キャプテンシートのひじ掛けの振動も気になる
パワーユニット別のウィークポイントでは、まずベースグレードの2.5リッターエンジンの場合、さすがに2t超えのボディには少々力不足の感あり。巡行時にはそれほど不満はないものの、発進時の加速は穏やかで、エンジンを回すシーンではノイズもそれなりに高まってしまう。
一方、3.5リッターV6エンジンはさすがに308馬力を誇るだけあって、アルファードのなかでもっとも強力、豪放な加速力を示すものの、WLTCモード燃費9.9km/Lと、ハイブリッドの14.8km/Lに比べ、燃費性能は決していいとは言えず、なおかつハイオクガソリン仕様となってしまうのだ。経費で落とせるユーザーはともかく、ファミリーミニバンとして使うには、税金を含め、ランニングコスト的に辛くなってしまうことになる。よって、パフォーマンスと燃費性能、AC100V/1500Wコンセントの用意などを総合すると、ベストグレードは2.5リッターエンジン+2モーターのハイブリッドということになる(価格は別にして)。ただし、ノア&ヴォクシーとは違い、ハイブリッド車はE-fourと呼ばれる電気式4WDしか選べない世代となる。

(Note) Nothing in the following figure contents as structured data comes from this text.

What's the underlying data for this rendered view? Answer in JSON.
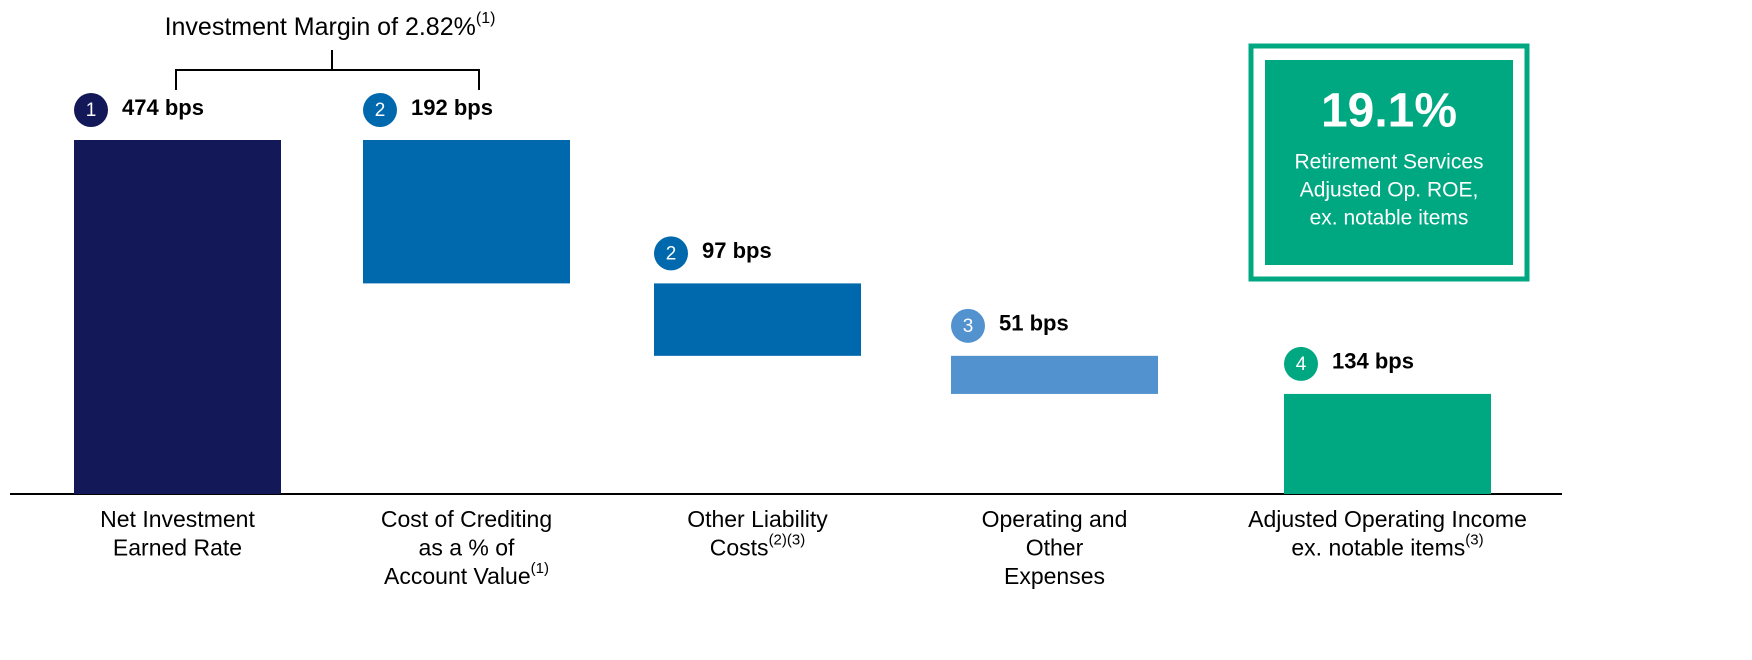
{
  "chart_data": {
    "type": "waterfall",
    "title": "Investment Margin of 2.82%",
    "title_note": "(1)",
    "categories": [
      [
        "Net Investment",
        "Earned Rate"
      ],
      [
        "Cost of Crediting",
        "as a % of",
        "Account Value"
      ],
      [
        "Other Liability",
        "Costs"
      ],
      [
        "Operating and",
        "Other",
        "Expenses"
      ],
      [
        "Adjusted Operating Income",
        "ex. notable items"
      ]
    ],
    "category_notes": [
      null,
      "(1)",
      "(2)(3)",
      null,
      "(3)"
    ],
    "measures": [
      "total",
      "decrease",
      "decrease",
      "decrease",
      "total"
    ],
    "values": [
      474,
      192,
      97,
      51,
      134
    ],
    "value_labels": [
      "474 bps",
      "192 bps",
      "97 bps",
      "51 bps",
      "134 bps"
    ],
    "markers": [
      "1",
      "2",
      "2",
      "3",
      "4"
    ],
    "colors": [
      "#131858",
      "#0069ad",
      "#0069ad",
      "#5192cf",
      "#00a882"
    ],
    "callout": {
      "value": "19.1%",
      "lines": [
        "Retirement Services",
        "Adjusted Op. ROE,",
        "ex. notable items"
      ],
      "color": "#00a882"
    }
  }
}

それに加え、マイナーチェンジのたびにグレードアップされてきた先進運転支援機能のトヨタセーフティセンスも、ノア&ヴォクシーなどと比べると一世代前のバージョンで、日々の運転でも助かるプロアクティブドライビングアシスト(PDA)、トヨタチームメイトなどは未搭載なのである。
最後に指摘したいのは、特等席となる2列目キャプテンシートの上級バージョンの場合、ひじ掛けの振動が消し去れていないことが挙げられる。デビュー当時から筆者が開発陣に指摘してきたことだが、豪華すぎるだけにシートが重く、重心が高く、ひじ掛けに蓋がついていることもあって、路面によってびりびりとした振動が発生することがある。ここは新型でぜひ改善してほしいポイントだと思っている。
とはいえ、現行アルファードに大満足して乗っているユーザーにとっては、そんなウィークポイントを上まわる魅力を感じているはずで、VIPや芸能人の送迎車として大活躍し、一般ユーザーからも大きな支持を得ているのが現実だ。そして新型がデザイン、居住性、走行性能、先進運転支援機能などに至るさらなる魅力を持って登場することは間違いなく、かつてのクラウンがそうであったように、歴代を乗り継ぐアルファードのロイヤルカスタマーがこの先、急増することは間違いないと思える。